Dal bagno uscì un carabiniere col cestino dei rifiuti in mano.
-In mezzo a cartacce c'è una pistola, maresciallo.
-Non toccarla, porta tutto al comando.
Jacopo era sbalordito.
-Quella pistola non è mia, maresciallo, non ne ho mai posseduta una. E raccontò il suo incontro col tizio in pigiama.
-Ci dirà tutto al Comando, gli rispose il maresciallo.

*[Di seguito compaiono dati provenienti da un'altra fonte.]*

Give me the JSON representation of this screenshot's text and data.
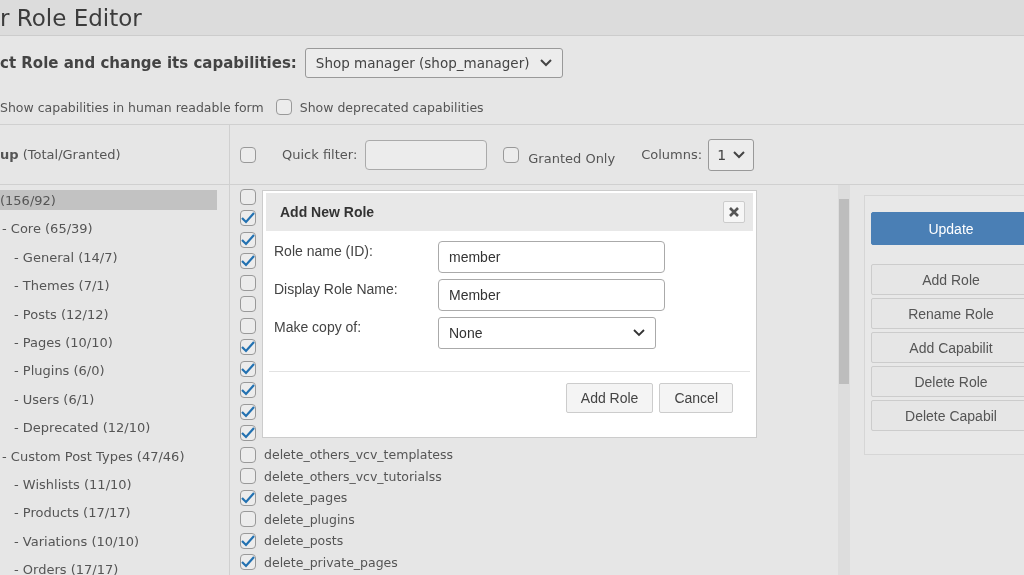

Al Comando gli fecero un sacco di domande su tutti i suoi spostamenti nelle ultime due settimane. Poi arrivò un sostituto procuratore che gli rifece da capo tutte le domande.
-Dovremo prenderle le impronte digitali per confrontarle con quelle sulla pistola e con un paio che il rapinatore ha lasciato in una gioielleria, che è tutto quello che finora abbiamo di lui.
Lo rinchiusero in una cella di sicurezza dove restò tutto il giorno e la notte successiva. Al mattino lo ricondussero nell'ufficio dove sedeva il sostituto procuratore.
-Lei è libero. Abbiamo controllato il suo alibi: durante le rapine lei era altrove senza ombra di dubbio. Poi ci sono le impronte. A prima vista le sue e quelle del rapinatore sembrano le stesse, ma c'è una piccola differenza, sostanziale tuttavia: in quelle del rapinatore c'è uno strano geroglifico che visto al microscopio rassomiglia a un numero.
-Che numero? Chiese Jacopo.
-Un quindici. Alla scientifica non sanno spiegarsi questa anomalia, ma lei non c'entra niente con le rapine.
Jacopo prese un taxi per andare a ritirare le sue cose all'agriturismo. Pagò il conto, cacciò la sua roba dentro la macchina e sparì veloce senza voltarsi mai indietro.